Diversification strategy is a firm growth strategy based on expanding the scope of the business segments where the firm competes. With the aim of taking benefit from running a wider business portfolio, governing supplementary resource breadth, and tapping into scope economies, firms attempt to enter into new businesses by a variety of means, such as merger and acquisition deals with an existing firm, internal start-ups and spin-offs, and equity joint ventures or strategic partnerships. The key argument of diversification strategy is that operating more businesses can be a value-enhancing strategy. The purpose of this entry is to review the ideas and key outcomes outspreading from the managerial debates that have progressively unfolded on diversification strategy. We shall then present a discussion of the following key questions: Why do firms diversify? What are the potential traps of diversification strategy? What is the relation between diversification strategy and shareholder value creation?

Fundamentals

Diversification strategy involves two explicit levels of firm strategy: (a) corporate strategy and (b) business strategy. The former entails gathering in the same basket two or more business segments and, therefore, how corporate headquarters is expected to coordinate all the business segments they have chosen to operate. At the corporate level, the challenge is usually to generate synergies among businesses, thereby avoiding the traps of management complexity overload.
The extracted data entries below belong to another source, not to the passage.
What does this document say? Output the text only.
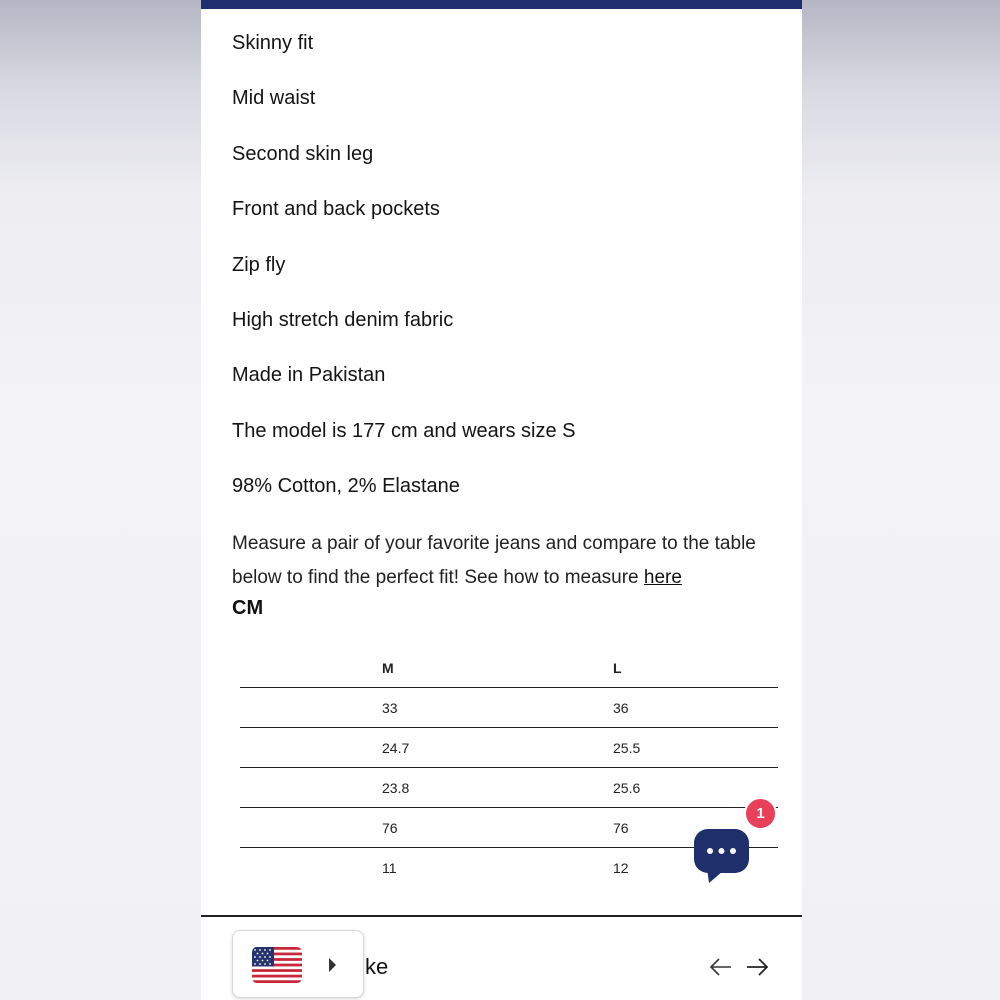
Skinny fit
Mid waist
Second skin leg
Front and back pockets
Zip fly
High stretch denim fabric
Made in Pakistan
The model is 177 cm and wears size S
98% Cotton, 2% Elastane
Measure a pair of your favorite jeans and compare to the table below to find the perfect fit! See how to measure here
CM
	M	L
	33	36
	24.7	25.5
	23.8	25.6
	76	76
	11	12
ke
1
The latter—that is, business strategy—concerns instead planning and implementing strategic actions to allow each particular business to accrue value and accomplish economic and financial success.

The coordination among business strategies and the role of the corporate headquarters may vary according to the type (or direction) of diversification: related versus unrelated. Related diversification concerns managing the various value chains of a firm’s businesses to allow synergies to emerge, since the value chains between and among business segments are seen as similar or complementary. The potential synergies of related diversification are given by (a) economies of scope, (b) market power, (c) sharing tangible and intangible resources and capabilities, (d) common value chain activities, (e) transferring core capabilities from a business to other businesses, and (f) vertical integration. Unrelated (or conglomerate ) diversification occurs when firms, rather than seeking “strategic fit” and “synergy capture” in the value chains as in related diversification, are motivated to diversify mainly by financial reasons and managerial knowledge and expertise. Consequently, the benefits of unrelated diversification generally do not exceed the ones given by “financial” and “managerial” synergies. While unrelated diversification aims to capitalize on the governance of resources in firms that typically tend to be widely decentralized, conversely related diversification entails an important role for the firm’s headquarters, which is expected to coordinate and reconnect various business units and swell synergies among them. (Alfred Chandler provides an appealing discussion of the “entrepreneurial” and “administrative” role of the HQ.) In the latter case, the goal of adopting the related diversification strategic option is to perform a more proficient transfer of resources and capabilities between and among businesses than alternative transaction modes do.

Since the seminal works of Igor Ansoff, Alfred Chandler, and Richard Rumelt, for almost four decades, the study of the characteristics instrumental to generate or destroy value in related and unrelated diversification strategies and the inquiry about to what extent diversification strategy is able to allow the firm to achieve performances superior to other strategies have taken a central role in the research agendas of two substantial fields of investigation: corporate finance and strategic management. Here, we concentrate on the underpinnings and impact of views and tools cooked up in the strategy realm.